The previous site was copy-heavy, with numerous colors on every page. For the redesign, we focused on a cleaner, more focused layout and user interface.
Pages and content that didn't support the mission were edited or eliminated. The top-level navigation was reduced to four main links, and the books were reduced to a single landing page.
Pages were designed mobile-first, with greater spacing, legible font sizes and clearly-defined sections on the page. Secondary content was sometimes hidden behind 'accordion' blocks that the user could reveal as desired. We chose web fonts that complemented the existing brand, and worked best on the screen.
The number of colors from the previous site was reduced to the 3 core branding colors (red, black, gray). As a show of Graywolf's personality and boldness, a new "electric blue" color was introduced as well to bring energy and surprise to the page.
Finally, large testimonial blocks were added to the design, utilizing the dynamic book cover photos Graywolf already featured on its Instagram page.
Electric Citizen provided thoughtful, creative, and responsive insight and execution to all areas of the redesign—from the discovery and planning phase to post-launch support.
One the more popular books published by Graywolf, Citizen, has been used a teaching tool around the topic of racism– in the classroom, bookclubs and other discussion groups nationwide.

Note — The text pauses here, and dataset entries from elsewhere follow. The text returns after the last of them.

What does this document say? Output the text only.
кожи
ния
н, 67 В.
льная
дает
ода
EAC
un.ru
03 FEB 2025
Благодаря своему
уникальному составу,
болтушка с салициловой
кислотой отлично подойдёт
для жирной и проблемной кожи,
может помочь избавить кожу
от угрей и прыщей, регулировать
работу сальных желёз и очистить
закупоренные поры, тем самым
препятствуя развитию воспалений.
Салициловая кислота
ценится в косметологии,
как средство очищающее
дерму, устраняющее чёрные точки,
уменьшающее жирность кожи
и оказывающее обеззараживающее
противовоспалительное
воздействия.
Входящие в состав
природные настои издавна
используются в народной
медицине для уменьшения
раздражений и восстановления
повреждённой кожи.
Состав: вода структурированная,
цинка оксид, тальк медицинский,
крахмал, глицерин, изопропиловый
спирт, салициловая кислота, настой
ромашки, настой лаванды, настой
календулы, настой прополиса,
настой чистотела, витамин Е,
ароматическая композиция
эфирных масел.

It was named a "Big Read" recommendation by the NEA (National Endowment for the Arts).
Given the level of interest and activity around this title, we created a special landing page specifically around the book, and linked to it from a prominent callout on the homepage. The new Citizen in the Classroom page contains downloads for group discussions around the book and race, as well as links for educators to order copies for the classroom.
Post-launch, we continue to work with the Graywolf team to refine and improve the site. Goals and metrics are being tracked in Google Analytics. Donations have increased. User feedback has been positive. Site editors have much better tools for managing content, and important book data is being regularly imported from Title Management.
The site is now responsive across multiple devices, and accessibility has been greatly improved to WCAG 2.0 standards.